As we have been moving toward an integrated diagnosis for the tumor classification, many of the recent studies focus solely on the molecular alterations, or surrogate markers, and no longer include the histologic criteria. In an algorithm starting with the histologic impression (Fig. 1e) as advocated by WHO and cIMPACT-NOW recommendations [3], all 59 cases with astrocytic morphology were found to be astrocytoma (1p/19q-intact). Thirty-seven cases exhibited classic oligodendroglial morphology, and six cases showed mixed features (formerly oligoastrocytoma). Among 28 genetically confirmed oligodendrogliomas, 27 showed oligodendroglial and one showed mixed morphology. All three oligodendrogliomas with non-canonical IDH1/2 mutations showed classic oligodendroglial morphology and retained ATRX expression, further highlighting the role of histology to guide ancillary testing. Twenty-three of 24 gliomas with classic oligodendroglial morphology, positive IDH1 R132H and retained ATRX exhibited 1p/19q codeletion with a positive predictive value of 96%. One case with intact 1p/19q showed rare p53 positive cells and H3K27me3 loss; therefore, these stains did not provide additional information (Supplementary Fig. 3 [Online Resource 3]). We believe this predictive value is sufficient to consider a tumor as oligodendroglioma, even in the absence of 1p/19q results, especially if the resources are limited.

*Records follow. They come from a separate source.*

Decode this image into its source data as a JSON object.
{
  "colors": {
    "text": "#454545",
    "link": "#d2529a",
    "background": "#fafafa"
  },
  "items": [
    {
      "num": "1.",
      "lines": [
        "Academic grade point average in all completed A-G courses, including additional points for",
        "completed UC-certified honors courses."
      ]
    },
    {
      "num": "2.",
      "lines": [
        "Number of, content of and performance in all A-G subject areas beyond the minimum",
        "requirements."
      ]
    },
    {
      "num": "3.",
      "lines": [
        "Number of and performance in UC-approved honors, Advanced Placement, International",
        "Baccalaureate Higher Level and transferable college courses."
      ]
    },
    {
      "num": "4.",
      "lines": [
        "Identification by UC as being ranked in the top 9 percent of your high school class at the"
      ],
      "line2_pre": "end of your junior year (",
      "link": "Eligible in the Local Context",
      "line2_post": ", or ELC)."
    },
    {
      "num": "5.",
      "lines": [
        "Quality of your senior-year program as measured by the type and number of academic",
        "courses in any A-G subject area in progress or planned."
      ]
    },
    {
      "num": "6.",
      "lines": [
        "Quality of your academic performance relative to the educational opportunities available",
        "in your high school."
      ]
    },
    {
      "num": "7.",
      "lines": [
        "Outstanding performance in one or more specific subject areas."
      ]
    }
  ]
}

In summary, while H3K27me3 stain may still be helpful in the clinical practice, retained expression should not be used as the sole evidence against 1p/19q codeletion when other morphologic and immunohistochemical features suggest the possibility of an oligodendroglioma.

Our study was limited to assess the clinical utility of H3K27me3 for the diagnosis and classification of diffuse gliomas. But as stated by Filipski et al., the loss of H3K27me3 nuclear staining among the majority of the IDH-mutant and 1p/19q-codeleted oligodendrogliomas is unexpected and studies to understand the mechanism of decreased H3K27me3 in diffuse gliomas are necessary.